I've recently finished a small project intended to better understand C. The program will output the ten largest files found (recursively in the event of subdirectories) in a specified directory.
I've just improved my code to use dynamic memory allocation instead of allocating (statically) a massive array. Please critique not only my use of dynamic memory allocation, but any additional anomalies or smells in terms of C conventions.

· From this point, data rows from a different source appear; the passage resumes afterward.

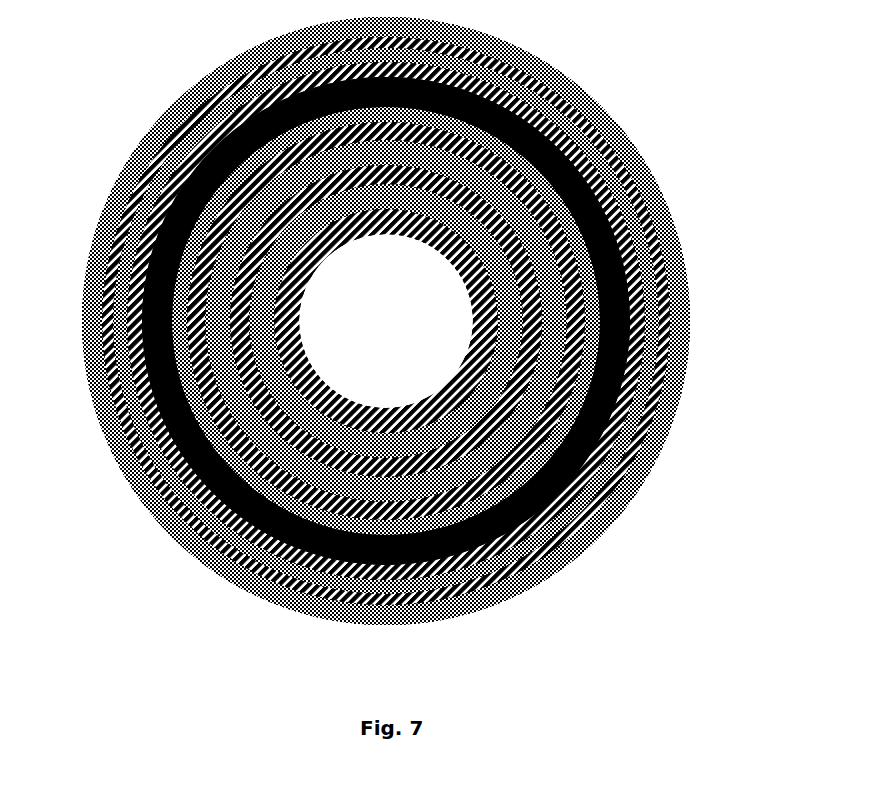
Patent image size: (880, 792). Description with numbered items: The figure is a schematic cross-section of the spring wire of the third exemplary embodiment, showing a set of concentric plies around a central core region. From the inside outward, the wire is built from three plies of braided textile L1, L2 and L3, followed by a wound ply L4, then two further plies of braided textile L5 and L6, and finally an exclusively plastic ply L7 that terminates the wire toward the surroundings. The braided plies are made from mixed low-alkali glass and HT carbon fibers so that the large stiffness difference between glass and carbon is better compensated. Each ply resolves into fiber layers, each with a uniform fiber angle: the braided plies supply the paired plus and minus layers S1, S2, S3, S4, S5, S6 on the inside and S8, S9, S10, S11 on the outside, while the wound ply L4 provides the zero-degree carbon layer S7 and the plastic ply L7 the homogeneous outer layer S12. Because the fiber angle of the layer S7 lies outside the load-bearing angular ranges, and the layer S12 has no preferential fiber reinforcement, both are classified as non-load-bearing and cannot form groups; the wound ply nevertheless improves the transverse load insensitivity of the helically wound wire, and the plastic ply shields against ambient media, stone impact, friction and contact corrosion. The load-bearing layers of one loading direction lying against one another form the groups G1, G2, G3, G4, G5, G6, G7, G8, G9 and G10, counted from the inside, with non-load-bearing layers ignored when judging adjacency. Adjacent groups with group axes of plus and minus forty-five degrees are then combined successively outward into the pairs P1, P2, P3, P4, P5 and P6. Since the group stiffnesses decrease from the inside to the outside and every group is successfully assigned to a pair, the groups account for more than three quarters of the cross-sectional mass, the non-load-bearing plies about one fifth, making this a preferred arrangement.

The first ply of braided textile L1 is at (370, 215).
The second ply of braided textile L2 is at (300, 225).
The third ply of braided textile L3 is at (262, 238).
The wound ply L4 is at (222, 252).
The fifth ply of braided textile L5 is at (200, 280).
The sixth ply of braided textile L6 is at (128, 322).
The plastic ply L7 is at (110, 360).
The first pair P1 is at (265, 322).
The second pair P2 is at (250, 367).
The third pair P3 is at (228, 423).
The fourth pair P4 is at (215, 472).
The fifth pair P5 is at (338, 321).
The sixth pair P6 is at (352, 321).
The first layer S1 is at (430, 225).
The second layer S2 is at (468, 236).
The third layer S3 is at (515, 240).
The fourth layer S4 is at (548, 250).
The fifth layer S5 is at (575, 262).
The sixth layer S6 is at (592, 272).
The seventh layer S7 is at (608, 310).
The eighth layer S8 is at (642, 330).
The ninth layer S9 is at (650, 350).
The tenth layer S10 is at (660, 372).
The eleventh layer S11 is at (665, 402).
The twelfth layer S12 is at (663, 440).
The first group G1 is at (335, 413).
The second group G2 is at (358, 443).
The third group G3 is at (377, 467).
The fourth group G4 is at (397, 495).
The fifth group G5 is at (418, 503).
The sixth group G6 is at (438, 522).
The seventh group G7 is at (467, 562).
The eighth group G8 is at (490, 568).
The ninth group G9 is at (508, 572).
The tenth group G10 is at (538, 575).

The program compiles, runs, and outputs identical findings compared to the same program I implemented using Rust.
#include <stdio.h>
#include <stdlib.h>
#include <dirent.h>
#include <sys/stat.h>
#include <string.h>
#include "fs_info.h"
/*
A struct to contain the name of a filesystem entry and its size in bytes.
An array of this type will be used to catalog all filesystem entries for
the directory specified as command line argument.
*/
struct FS_Info {
char name[1024];
int size;
};
// initial size of array used to contain filesystem entries
int N = 100;
// number of largest entries to output
const int num_entries = 10;
// global pointer to current FS_Info array
// will be updated as the array is resized using dynamic memory allocation
struct FS_Info *curr_fs_info_ptr;
// determine the size of the info struct, used for qsort
const int info_size = sizeof(struct FS_Info);
// used to sort fs_entries array descending in terms of entry size
int compare(const void *a, const void *b)
{
struct FS_Info *entryA = (struct FS_Info *)a;
struct FS_Info *entryB = (struct FS_Info *)b;
return (entryB->size - entryA->size);
}
void get_size(char *path)
{
static int items_added = 0;
struct stat st;
if (stat(path, &st) == 0)
{
if (items_added < N) // if array capacity will not be exceeded
{
strcpy(curr_fs_info_ptr[items_added].name, path);
curr_fs_info_ptr[items_added].size = st.st_size;
items_added++;
}
else // double the size of the containing array
{
// puts("Re-allocating array to fit additional fs_entries");
N *= 2;
struct FS_Info *resized_fs_entries = realloc(curr_fs_info_ptr, N * sizeof(*curr_fs_info_ptr));
if (resized_fs_entries)
{
curr_fs_info_ptr = resized_fs_entries;
strcpy(curr_fs_info_ptr[items_added].name, path);
curr_fs_info_ptr[items_added].size = st.st_size;
items_added++;
}
else
{
puts("An error occurred when attempting to resize the array!");
exit(-1);
}
}
}
else
{
printf("Error getting stat for entry %s: %d\n", path, stat(path, &st));
}
}
void walk(const char *currDir)
{
DIR *dir = opendir(currDir);
struct dirent *entry;
if (dir == NULL) // directory could not be opened
{
return;
}
while ((entry = readdir(dir)) != NULL)
{
if (strcmp(entry->d_name, ".") == 0 || strcmp(entry->d_name, "..") == 0)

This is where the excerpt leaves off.